Der kanadische Telekom-Ausrüster Nortel muss den Jahresgewinn 2003 um die Hälfte zusammenstreichen. Konzernchef Frank Dunn wurde am Mittwoch wegen der Bilanz-Unregelmäßigkeiten entlassen und durch Ex-Admiral William Owens (63) ersetzt.

HB NEW YORK. Der über Jahre verlustreiche einstige Börsenstar dürfte für 2003 noch einen Überschuss von rund 360 Millionen Dollar ausweisen. Die abgezogenen Beträge würden jedoch größtenteils auf die Abschlüsse der beiden Vorjahre draufgerechnet, in denen tiefrote Zahlen angefallen waren, teilte Nortel am Mittwoch mit. Für die erste Hälfte 2003 werde ein Verlust statt eines Gewinns ausgewiesen.

Angesichts der laufenden Untersuchungen könnten weder endgültige Zahlen für das vergangene Jahr, noch Ergebnisse für das erste Quartal 2004 vorgelegt werden, hieß es. Entlassen wurden auch der Finanzchef und der Rechnungsprüfer. Owens war bisher Aufsichtsratsmitglied und einst Vize-Chef des gemeinsamen Gremiums der Stabschefs der US- Streitkräfte.

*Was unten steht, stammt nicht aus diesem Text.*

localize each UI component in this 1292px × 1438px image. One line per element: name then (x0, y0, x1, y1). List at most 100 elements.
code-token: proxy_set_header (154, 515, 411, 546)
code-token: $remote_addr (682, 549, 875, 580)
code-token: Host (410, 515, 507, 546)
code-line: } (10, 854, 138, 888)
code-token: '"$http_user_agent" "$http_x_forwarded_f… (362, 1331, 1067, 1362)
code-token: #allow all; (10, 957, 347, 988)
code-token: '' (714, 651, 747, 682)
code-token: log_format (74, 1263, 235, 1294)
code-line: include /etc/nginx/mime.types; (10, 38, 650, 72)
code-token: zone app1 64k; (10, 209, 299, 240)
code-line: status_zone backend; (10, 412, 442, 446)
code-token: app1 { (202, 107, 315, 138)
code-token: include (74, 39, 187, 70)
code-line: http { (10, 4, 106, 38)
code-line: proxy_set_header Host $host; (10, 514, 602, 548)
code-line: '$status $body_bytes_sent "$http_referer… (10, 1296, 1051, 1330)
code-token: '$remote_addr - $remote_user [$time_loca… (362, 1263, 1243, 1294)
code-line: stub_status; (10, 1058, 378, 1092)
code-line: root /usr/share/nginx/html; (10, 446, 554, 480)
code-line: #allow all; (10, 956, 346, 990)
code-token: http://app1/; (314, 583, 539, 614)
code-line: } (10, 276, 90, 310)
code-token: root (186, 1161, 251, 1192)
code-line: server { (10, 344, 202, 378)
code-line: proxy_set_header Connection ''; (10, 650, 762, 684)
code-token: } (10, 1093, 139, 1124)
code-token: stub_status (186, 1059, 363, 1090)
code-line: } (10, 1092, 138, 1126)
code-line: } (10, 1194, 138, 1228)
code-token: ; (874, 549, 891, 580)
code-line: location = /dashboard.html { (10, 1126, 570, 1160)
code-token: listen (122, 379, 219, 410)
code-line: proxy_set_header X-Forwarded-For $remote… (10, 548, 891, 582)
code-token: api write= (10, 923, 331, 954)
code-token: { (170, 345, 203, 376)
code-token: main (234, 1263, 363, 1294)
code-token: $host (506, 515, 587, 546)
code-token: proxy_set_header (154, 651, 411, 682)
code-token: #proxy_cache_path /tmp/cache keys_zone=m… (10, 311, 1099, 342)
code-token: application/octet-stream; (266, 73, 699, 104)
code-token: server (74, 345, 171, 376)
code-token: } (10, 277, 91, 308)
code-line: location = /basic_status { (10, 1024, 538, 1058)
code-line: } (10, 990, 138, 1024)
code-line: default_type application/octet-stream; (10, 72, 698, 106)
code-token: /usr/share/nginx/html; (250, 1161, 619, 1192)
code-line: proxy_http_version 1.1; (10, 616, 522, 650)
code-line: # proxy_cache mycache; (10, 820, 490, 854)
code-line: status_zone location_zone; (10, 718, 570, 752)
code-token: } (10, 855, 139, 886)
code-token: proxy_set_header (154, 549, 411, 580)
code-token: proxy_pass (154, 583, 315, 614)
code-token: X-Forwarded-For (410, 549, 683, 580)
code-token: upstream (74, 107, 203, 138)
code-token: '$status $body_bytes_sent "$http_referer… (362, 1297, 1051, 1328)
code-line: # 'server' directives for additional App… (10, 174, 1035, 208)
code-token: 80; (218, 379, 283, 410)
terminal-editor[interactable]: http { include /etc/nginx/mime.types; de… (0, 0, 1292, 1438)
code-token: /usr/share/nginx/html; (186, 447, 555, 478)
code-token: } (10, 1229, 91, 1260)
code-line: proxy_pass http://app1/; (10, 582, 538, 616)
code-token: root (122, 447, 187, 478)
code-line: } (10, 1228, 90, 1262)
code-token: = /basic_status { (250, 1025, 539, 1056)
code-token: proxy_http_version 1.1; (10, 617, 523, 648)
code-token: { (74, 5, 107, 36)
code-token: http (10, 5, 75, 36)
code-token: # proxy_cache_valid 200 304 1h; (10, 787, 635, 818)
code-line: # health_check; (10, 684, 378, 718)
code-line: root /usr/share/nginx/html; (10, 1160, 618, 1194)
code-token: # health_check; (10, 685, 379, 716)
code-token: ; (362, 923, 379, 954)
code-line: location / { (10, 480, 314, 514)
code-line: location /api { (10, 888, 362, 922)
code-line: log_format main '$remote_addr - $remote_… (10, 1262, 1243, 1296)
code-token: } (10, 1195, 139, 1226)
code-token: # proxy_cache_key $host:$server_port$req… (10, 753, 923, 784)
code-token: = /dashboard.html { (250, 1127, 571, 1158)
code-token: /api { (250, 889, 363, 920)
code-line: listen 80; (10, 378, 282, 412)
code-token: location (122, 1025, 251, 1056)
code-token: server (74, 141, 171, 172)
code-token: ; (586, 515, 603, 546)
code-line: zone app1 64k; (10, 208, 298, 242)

Dunn hatte einen harten Sparkurs gefahren, etwa 60 000 Arbeitsplätze gestrichen und Werke stillgelegt. Die vorläufigen Zahlen im Januar wurden als Durchbruch nach den vor allem durch Abschreibungen entstandenen Milliardenverlusten der Vorjahre gefeiert. Im März musste jedoch die Bekanntgabe endgültiger Ergebnisse verschoben werden. Die Aktie brach daraufhin ein. Die Umsatzangaben seien von den Bilanzproblemen nicht betroffen, hieß es.